The United States faces a shortage of tomato sauce

But since then, Fuselier has gone deeper and deeper into the mad pursuit of ketchup for its customers. “It’s gotten so bad that when I go to McDonald’s or Wendy’s,” he says, “I’ll rack up those extra packages to take back to Blake Street.”

You are not alone. The ketchup shortage began to appear across the country last summer, and the plot has thickened. How did this happen? It started with the Centers for Disease Control and Prevention discouraging traditional dinner service at restaurants and suggesting more pandemic-friendly options, such as home delivery and takeout.

Suddenly, coast-to-coast restaurants were packing entrees, side dishes, and cold drinks for a constant stream of people working from home and passing by in their cars. Those customers were expecting condiments. So those traditional restaurants were in direct competition with fast food places, which had also closed their dining rooms and increased their orders for packages of tomato sauce.

Demand and prices went up, supply went down.

Heinz, the nation’s largest ketchup producer, is at the epicenter of the problem and is taking steps to address it. Just a few days ago, the company announced “a 25% increase in production, totaling 12 billion packages of ketchup … per year.”

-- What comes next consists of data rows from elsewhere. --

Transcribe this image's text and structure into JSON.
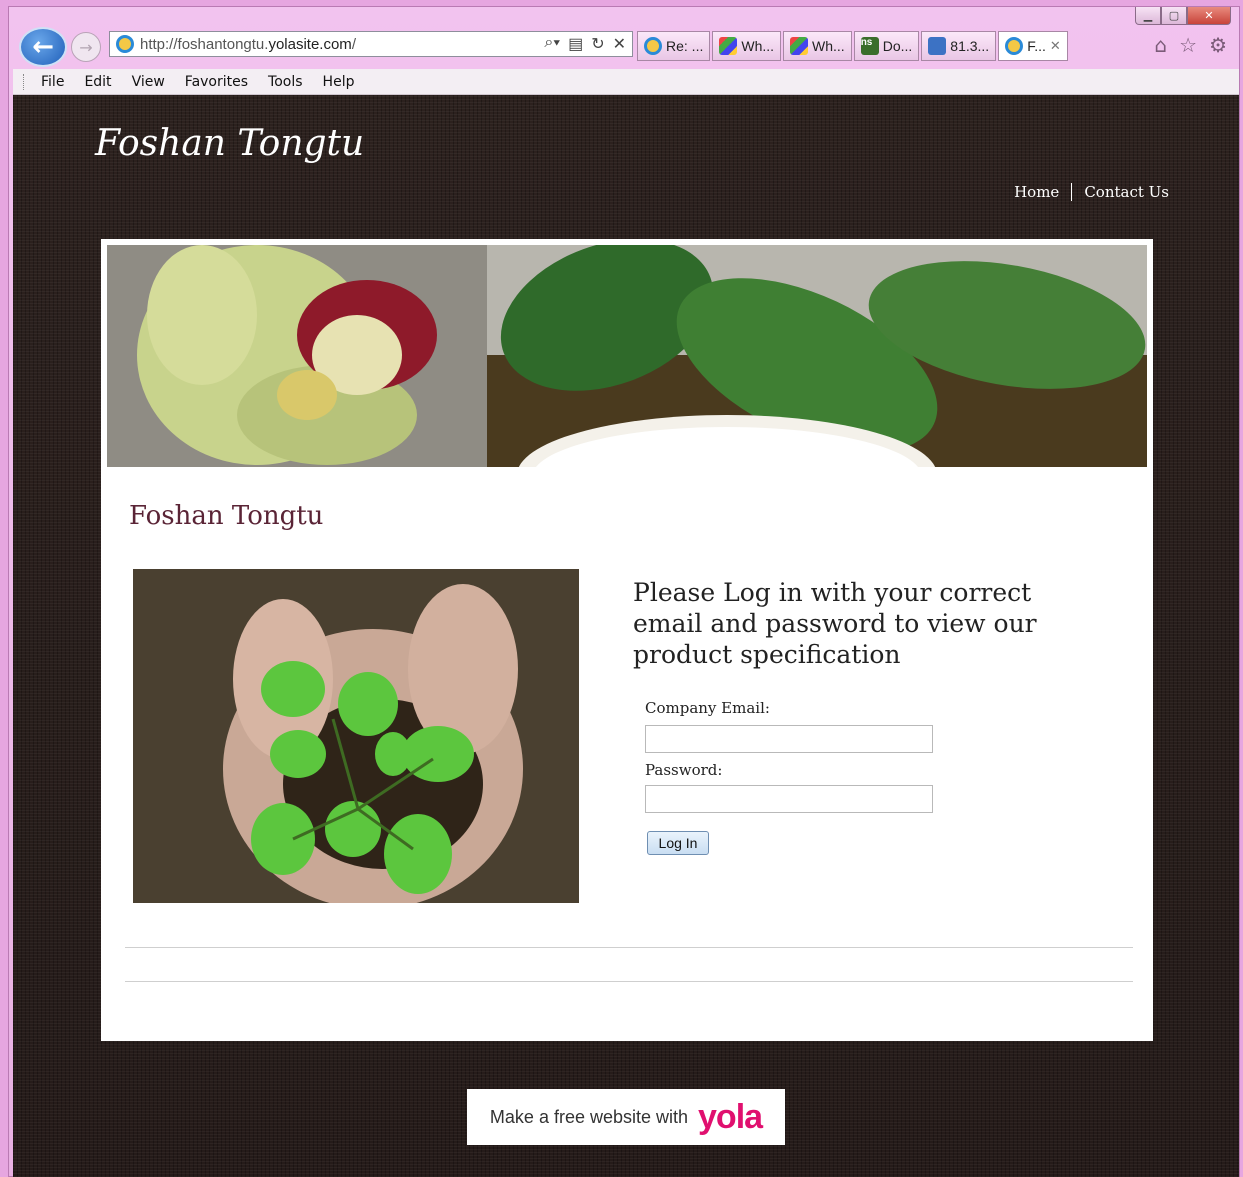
{
  "browser": {
    "url_prefix": "http://foshantongtu.",
    "url_domain": "yolasite.com",
    "url_suffix": "/",
    "tabs": [
      {
        "label": "Re: ...",
        "icon": "ie-icon"
      },
      {
        "label": "Wh...",
        "icon": "google-icon"
      },
      {
        "label": "Wh...",
        "icon": "google-icon"
      },
      {
        "label": "Do...",
        "icon": "ns-icon"
      },
      {
        "label": "81.3...",
        "icon": "search-page-icon"
      },
      {
        "label": "F...",
        "icon": "ie-icon",
        "active": true
      }
    ],
    "menu": [
      "File",
      "Edit",
      "View",
      "Favorites",
      "Tools",
      "Help"
    ]
  },
  "site": {
    "title": "Foshan Tongtu",
    "nav": {
      "home": "Home",
      "contact": "Contact Us"
    },
    "page_heading": "Foshan Tongtu",
    "login": {
      "heading": "Please Log in with your correct email and password to view our product specification",
      "email_label": "Company Email:",
      "password_label": "Password:",
      "button": "Log In"
    },
    "footer_badge": {
      "text": "Make a free website with",
      "logo": "yola"
    }
  }
}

“We made strategic investments in manufacturing at the beginning of the pandemic to keep up with the increase in demand for ketchup packages driven by expedited delivery and takeout trends; at the same time, we also accelerated packaging and cooking focused on future innovations as well as further expansion of manufacturing plans, “said Steve Cornell, president of Kraft Heinz Breeders, specialty and out-of-home business unit.

That’s a long way of saying that the ketchup giant doesn’t want anyone to go empty when looking for a little flavor as the pandemic wears off.

In Colorado, there is even more urgency in front of Coors Field, where Fuselier has his popular restaurant. Quite unexpectedly, the Major League Baseball All Star game is coming to town in July, promising a windfall after a rough year.

He’s committed to keeping up with the demand for ketchup, stocking as much as he can. With a smile, he says, “I’m going to order now. I’m not kidding. I’m a hundred days old.”